Ana had arrived to him, at age twenty-six, exhausted by the needs of those who claimed to love her. She no longer wanted to be tired out by the folly of others. James knew how her father had vanished literally, and her mother vanished nightly into the drink. He knew her teenage days stopped at 10 p.m., when she shut her door and put on headphones to drown out the rattle and rant of her mother on the telephone or cackling in the living room with a new friend. And in the morning, when the sunlight hit the African violets, Ana felt optimistic again and was eager to bring her mother back to the world, carrying her a tray of Tylenol and tea.

Later, Ana tended to boys who loved her only part of the time, too. She might stitch a torn sleeve, or show up on the doorstep with the right album, but even a fuck in some vacationing parents’ bedroom was never enough to keep the full attention of these sleepy-eyed lovers. They left.

But James would be present. James wouldn’t take advantage. James promised to fill this vacant building from which all the people who had promised to love Ana had fled. He knew that she couldn’t sustain any more betrayal. And three weeks after he had sex in the bar bathroom, he awoke to Ana’s eyes on him. They were her real eyes at last. “Never again,” she said, and James held her so tight he left a faint yellow bruise on the back of her left shoulder.

This was their covenant, then. It seemed to James that there were things he needed to keep from her, and that she had asked him to do so, in fact. And now, driving to his parents’ house, he tried to convince himself that not telling her about his weakness and terrible mistakes was a gesture akin to love. He told himself this while attempting to ignore the rotten stench floating up from his guts.

“Where doggy?” asked Finn.

“He didn’t come with us, Finny,” said James. Ana opened her eyes, saw a mall before her, closed them again, her headache rotating.

And then it began. Finn started to snarl, and the snarl begat a kind of bark that was actually a cry, a sob, a wracking of body, a flailing of legs, small, strong feet pounding into James’s back as he drove.

“Dogggyyyyy!” he wailed through a wall of sobs and screams.

“Finn, don’t kick me! I’m driving!”

A huge truck went by James’s window, too fast, too close. He swerved, and bodies thrust forward and back.

“James!” said Ana, clutching her side.

“Doggyyyy! Want him! Want him! Want him!”

Ana’s stomach bounced up and down. She put one hand over her belly, one on the top of her head, holding both in place.

“Doggyyyy!”

“Make him stop,” whispered Ana.

“What?”

“Make him stop!”

“Doggyyyy!”

“What can I do?” shouted James.

“Just do your thing! Just do it!” Bile rose in her throat; she choked it back.

“Finny—just stop it. We’ll get the dog later,” shouted James.

Finn seemed to regard the words as a challenge, ramping up the volume, the kicking.

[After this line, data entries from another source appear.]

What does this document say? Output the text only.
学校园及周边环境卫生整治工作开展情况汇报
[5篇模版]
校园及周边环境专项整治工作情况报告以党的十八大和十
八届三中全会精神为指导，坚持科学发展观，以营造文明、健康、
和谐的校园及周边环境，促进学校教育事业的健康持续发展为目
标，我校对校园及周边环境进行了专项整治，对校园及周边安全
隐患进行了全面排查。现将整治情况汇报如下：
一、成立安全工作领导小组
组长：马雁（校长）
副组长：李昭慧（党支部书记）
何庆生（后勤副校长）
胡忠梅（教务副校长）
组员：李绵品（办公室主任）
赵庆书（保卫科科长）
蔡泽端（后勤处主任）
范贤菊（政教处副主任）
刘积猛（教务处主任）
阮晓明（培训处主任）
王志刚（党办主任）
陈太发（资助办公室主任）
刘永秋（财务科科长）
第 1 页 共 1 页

James felt Finn’s snot and spit flying in droplets through the car.

James took the next exit, following the signs to Tim Horton’s.

“Are you coming?” he asked Ana from the backseat, unstrapping the flailing body. She nodded, trying to unlock the door.

“Drugstore,” she said, feeling her throat, parched and burning.

“Maybe you could fucking help me,” he said, but Ana didn’t hear him.

They split off from each other, then, Ana retreating to the relative calm of the small pharmacy in the strip mall. She bought a box of cold medicine, throat lozenges, a large bottle of water.